In 1968, George Wallace, promising to toss the briefcases of pointy-headed intellectuals into the Potomac, won 46 electoral votes with 13.5 percent of the popular vote. He had the populist's trifecta -- a vivid personality, a regional base and a burning issue. Actually, he had three such issues -- backlash against the civil rights revolution, social disintegration (urban riots, rising crime) and resentment of the progressive projects of Great Society social engineers (e.g., forced busing of other people's children).

Populism has had as many incarnations as it has had provocations, but its constant ingredient has been resentment, and hence whininess. Populism does not wax in tranquil times; it is a cathartic response to serious problems. But it always wanes because it never seems serious as a solution.


Hmm, and who completely stole Wallace's thunder, and to great success? Will doesn't say, because it would fuck-up his thesis. Nixon fanned the flames of the worst kind of populism (racial resentment), but also the good kind, albeit hypocritically.

Typically, liberals get mad at me for bashing academics-in-government, a.k.a. technocrats.
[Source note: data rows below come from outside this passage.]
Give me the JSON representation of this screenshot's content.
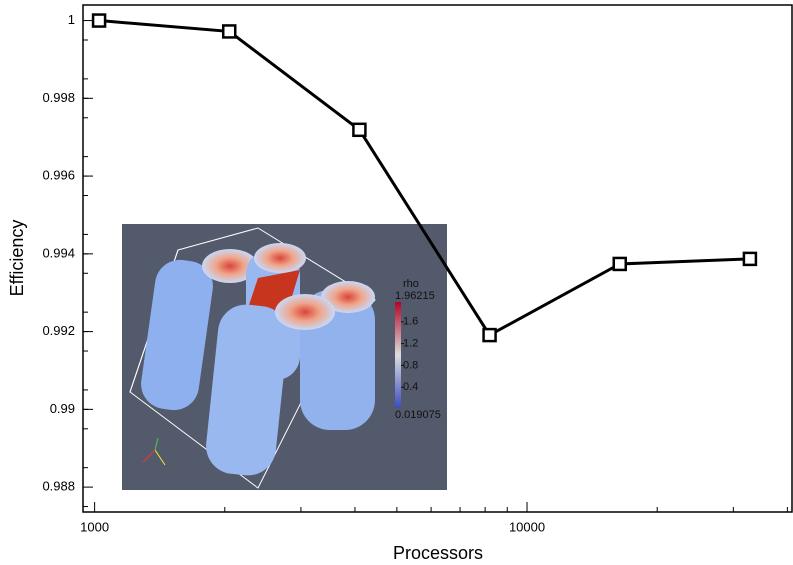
{
  "chart_data": {
    "type": "line",
    "x_label": "Processors",
    "y_label": "Efficiency",
    "x": [
      1024,
      2048,
      4096,
      8192,
      16384,
      32768
    ],
    "series": [
      {
        "color": "#000000",
        "values": [
          1.0,
          0.99972,
          0.99719,
          0.99191,
          0.99374,
          0.99387
        ]
      }
    ],
    "xlog": true,
    "xlim": [
      940,
      41000
    ],
    "xticks": [
      1000,
      10000
    ],
    "xminorticks": [
      2000,
      3000,
      4000,
      5000,
      6000,
      7000,
      8000,
      9000,
      20000,
      30000,
      40000
    ],
    "ylim": [
      0.98736,
      1.0004
    ],
    "yticks": [
      0.988,
      0.99,
      0.992,
      0.994,
      0.996,
      0.998,
      1
    ],
    "yminorticks": [
      0.9875,
      0.9885,
      0.9895,
      0.99,
      0.9905,
      0.9915,
      0.992,
      0.9925,
      0.9935,
      0.994,
      0.9945,
      0.9955,
      0.996,
      0.9965,
      0.9975,
      0.998,
      0.9985,
      0.9995
    ],
    "inset": {
      "colorbar": {
        "title": "rho",
        "range": [
          0.019075,
          1.96215
        ],
        "ticks": [
          0.4,
          0.8,
          1.2,
          1.6
        ]
      }
    }
  }
}
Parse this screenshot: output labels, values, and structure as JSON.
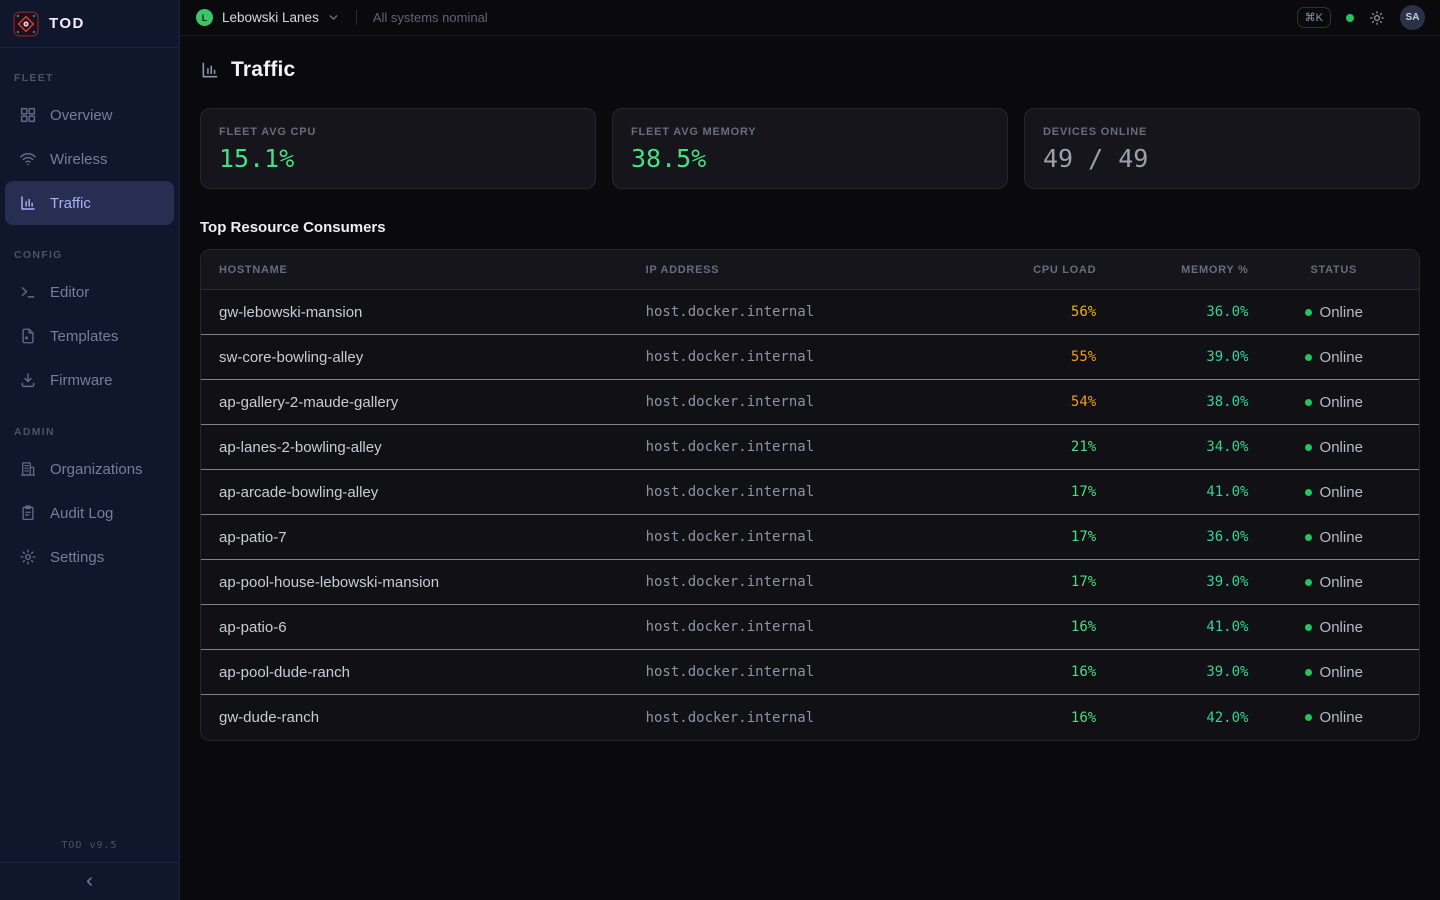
{
  "colors": {
    "accent_green": "#4ade80",
    "memory_green": "#34d399",
    "amber": "#eab308",
    "orange": "#f59e0b",
    "online_dot": "#22c55e",
    "active_indigo": "#a7b1f7"
  },
  "sidebar": {
    "logo_text": "TOD",
    "version": "TOD v9.5",
    "sections": [
      {
        "label": "FLEET",
        "items": [
          {
            "icon": "grid",
            "label": "Overview",
            "active": false
          },
          {
            "icon": "wifi",
            "label": "Wireless",
            "active": false
          },
          {
            "icon": "chart-bars",
            "label": "Traffic",
            "active": true
          }
        ]
      },
      {
        "label": "CONFIG",
        "items": [
          {
            "icon": "terminal",
            "label": "Editor",
            "active": false
          },
          {
            "icon": "file",
            "label": "Templates",
            "active": false
          },
          {
            "icon": "download",
            "label": "Firmware",
            "active": false
          }
        ]
      },
      {
        "label": "ADMIN",
        "items": [
          {
            "icon": "building",
            "label": "Organizations",
            "active": false
          },
          {
            "icon": "clipboard",
            "label": "Audit Log",
            "active": false
          },
          {
            "icon": "gear",
            "label": "Settings",
            "active": false
          }
        ]
      }
    ]
  },
  "header": {
    "org": {
      "initial": "L",
      "name": "Lebowski Lanes"
    },
    "status_text": "All systems nominal",
    "shortcut": "⌘K",
    "user_initials": "SA"
  },
  "page": {
    "title": "Traffic"
  },
  "cards": [
    {
      "label": "FLEET AVG CPU",
      "value": "15.1%",
      "color": "#4ade80"
    },
    {
      "label": "FLEET AVG MEMORY",
      "value": "38.5%",
      "color": "#4ade80"
    },
    {
      "label": "DEVICES ONLINE",
      "value": "49 / 49",
      "color": "#9aa0ac"
    }
  ],
  "table": {
    "title": "Top Resource Consumers",
    "columns": [
      {
        "label": "HOSTNAME",
        "align": "left"
      },
      {
        "label": "IP ADDRESS",
        "align": "left"
      },
      {
        "label": "CPU LOAD",
        "align": "right"
      },
      {
        "label": "MEMORY %",
        "align": "right"
      },
      {
        "label": "STATUS",
        "align": "center"
      }
    ],
    "rows": [
      {
        "hostname": "gw-lebowski-mansion",
        "ip": "host.docker.internal",
        "cpu": "56%",
        "cpu_color": "#eab308",
        "memory": "36.0%",
        "memory_color": "#34d399",
        "status": "Online"
      },
      {
        "hostname": "sw-core-bowling-alley",
        "ip": "host.docker.internal",
        "cpu": "55%",
        "cpu_color": "#f59e0b",
        "memory": "39.0%",
        "memory_color": "#34d399",
        "status": "Online"
      },
      {
        "hostname": "ap-gallery-2-maude-gallery",
        "ip": "host.docker.internal",
        "cpu": "54%",
        "cpu_color": "#f59e0b",
        "memory": "38.0%",
        "memory_color": "#34d399",
        "status": "Online"
      },
      {
        "hostname": "ap-lanes-2-bowling-alley",
        "ip": "host.docker.internal",
        "cpu": "21%",
        "cpu_color": "#4ade80",
        "memory": "34.0%",
        "memory_color": "#34d399",
        "status": "Online"
      },
      {
        "hostname": "ap-arcade-bowling-alley",
        "ip": "host.docker.internal",
        "cpu": "17%",
        "cpu_color": "#4ade80",
        "memory": "41.0%",
        "memory_color": "#34d399",
        "status": "Online"
      },
      {
        "hostname": "ap-patio-7",
        "ip": "host.docker.internal",
        "cpu": "17%",
        "cpu_color": "#4ade80",
        "memory": "36.0%",
        "memory_color": "#34d399",
        "status": "Online"
      },
      {
        "hostname": "ap-pool-house-lebowski-mansion",
        "ip": "host.docker.internal",
        "cpu": "17%",
        "cpu_color": "#4ade80",
        "memory": "39.0%",
        "memory_color": "#34d399",
        "status": "Online"
      },
      {
        "hostname": "ap-patio-6",
        "ip": "host.docker.internal",
        "cpu": "16%",
        "cpu_color": "#4ade80",
        "memory": "41.0%",
        "memory_color": "#34d399",
        "status": "Online"
      },
      {
        "hostname": "ap-pool-dude-ranch",
        "ip": "host.docker.internal",
        "cpu": "16%",
        "cpu_color": "#4ade80",
        "memory": "39.0%",
        "memory_color": "#34d399",
        "status": "Online"
      },
      {
        "hostname": "gw-dude-ranch",
        "ip": "host.docker.internal",
        "cpu": "16%",
        "cpu_color": "#4ade80",
        "memory": "42.0%",
        "memory_color": "#34d399",
        "status": "Online"
      }
    ]
  }
}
I've been called Spiro Agnew. But millions of Indochinese owe their incineration to the best and brightest academic experts like McNamara and McGenghis Bundy. Yes, that was then. Now, millions of Americans owe their joblessness or job-degradedness to pointy-headed experts like Larry Summers and Brad DeLong. And of course many Muslims owe their misery and/or deaths to Neocon and Liberal Hawk Perfessers. Nixon exploited righteous anger at these types, then put Dr. Kissinger from Harvard in charge, promptly guaranteeing the incineration of moar Indochinese not to mention the torture and murder of Chileans, Timorese, Cypriots, Argentines, Angolans, etc. etc.